"Para o especialista, outra das contribuições para os números acima da média europeia tem a ver com a organização e o perfil de especialização da economia. "Portugal aumentou muito significativamente a qualificação das gerações mais jovens, mas a estrutura produtiva não evoluiu à mesma velocidade. Continuamos excessivamente dependentes de atividades de relativamente baixa produtividade e valor acrescentado""
"especialista no mercado laboral, aponta que haverá setores de atividade que irão debater-se com mais problemas dada a menor possibilidade de recorrerem a estrangeiros. "A construção civil, o turismo, a agricultura e os serviços sociais, nomeadamente os relacionados com lares de idosos, serão os mais afetados", , enumera."
- Portugal conserva muitas actividades de baixa produtividade.
- Essas actividades têm margens reduzidas e oferecem salários baixos.
- Os jovens portugueses, cada vez mais qualificados, não encontram aí carreiras compatíveis com as suas expectativas.
- Alguns ficam temporariamente desempregados; outros emigram ou procuram outras actividades
- As empresas recorrem a trabalhadores estrangeiros para preencher os lugares.
- Passado algum tempo, uma parte desses trabalhadores também muda de emprego, passa a trabalhar por conta própria, emigra novamente ou regressa ao país de origem.
- As empresas voltam a declarar falta de mão-de-obra e pedem uma nova vaga de imigração.

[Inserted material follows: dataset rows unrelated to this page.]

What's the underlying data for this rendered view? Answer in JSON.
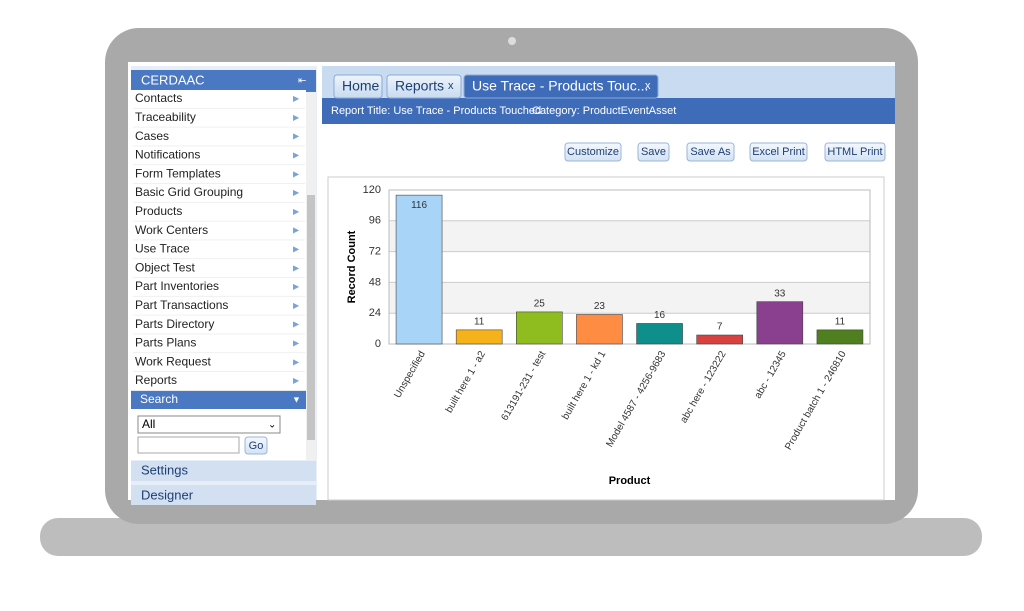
{
  "app": {
    "title": "CERDAAC"
  },
  "nav": {
    "items": [
      "Contacts",
      "Traceability",
      "Cases",
      "Notifications",
      "Form Templates",
      "Basic Grid Grouping",
      "Products",
      "Work Centers",
      "Use Trace",
      "Object Test",
      "Part Inventories",
      "Part Transactions",
      "Parts Directory",
      "Parts Plans",
      "Work Request",
      "Reports"
    ],
    "search": "Search",
    "filter": "All",
    "go": "Go",
    "sections": [
      "Settings",
      "Designer"
    ]
  },
  "tabs": [
    {
      "label": "Home"
    },
    {
      "label": "Reports",
      "close": "x"
    },
    {
      "label": "Use Trace - Products Touc...",
      "close": "x"
    }
  ],
  "report": {
    "title": "Report Title: Use Trace - Products Touched",
    "category": "Category: ProductEventAsset"
  },
  "buttons": [
    "Customize",
    "Save",
    "Save As",
    "Excel Print",
    "HTML Print"
  ],
  "chart_data": {
    "type": "bar",
    "categories": [
      "Unspecified",
      "built here 1 - a2",
      "613191-231 - test",
      "built here 1 - kd 1",
      "Model 4587 - 4256-9683",
      "abc here - 123222",
      "abc - 12345",
      "Product batch 1 - 246810"
    ],
    "values": [
      116,
      11,
      25,
      23,
      16,
      7,
      33,
      11
    ],
    "colors": [
      "#a8d4f7",
      "#f5b21b",
      "#8fbc1e",
      "#ff8c42",
      "#0e8f8b",
      "#d94040",
      "#8a3f8f",
      "#4f7f1f"
    ],
    "ylim": [
      0,
      120
    ],
    "yticks": [
      0,
      24,
      48,
      72,
      96,
      120
    ],
    "xlabel": "Product",
    "ylabel": "Record Count",
    "grid": true
  }
}
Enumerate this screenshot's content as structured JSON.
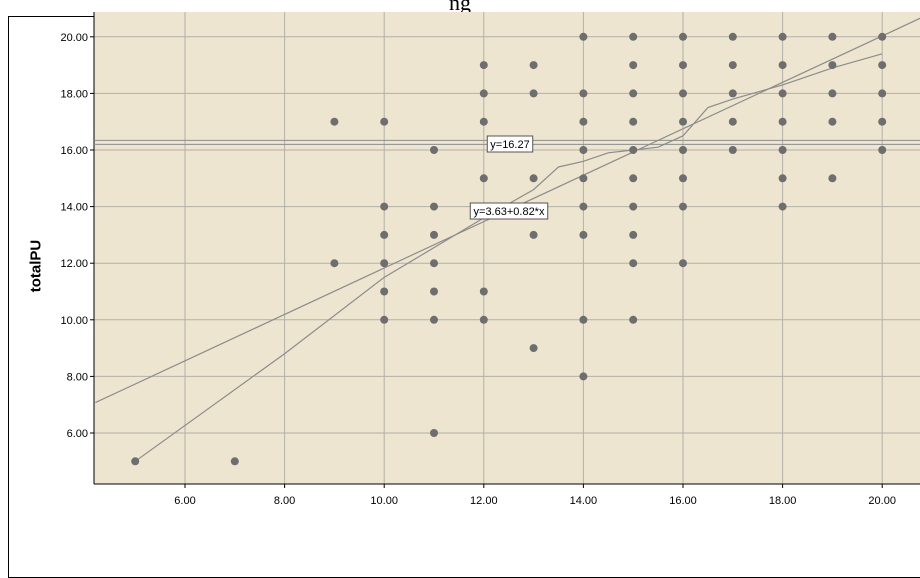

O comportamento empresarial mais plausível é outro: algumas empresas aceitam uma rotação muito elevada e preferem procurar continuamente novos trabalhadores a alterar salários, horários, a organização do trabalho e as perspectivas de carreira. Enquanto houver novas entradas, esse modelo ainda funciona. Quando a torneira da imigração abranda, a fragilidade torna-se visível.
Do lado dos trabalhadores, é perfeitamente racional abandonar um emprego quando percebem que, com aquele salário, nunca conseguirão pagar uma casa digna, trazer a família, criar poupança ou melhorar de vida.
A formulação rigorosa não é, portanto, "faltam trabalhadores". É:
Faltam pessoas dispostas a aceitar e manter estes empregos, nestes locais, com estes horários, estas condições e estes salários.
Isso pode ser uma verdadeira dificuldade para as empresas, mas também é um sinal de mercado. Se uma actividade só é viável através da entrada incessante de pessoas sem alternativas imediatas, talvez o problema não esteja na quantidade de mão-de-obra. Talvez esteja no próprio modelo de negócio.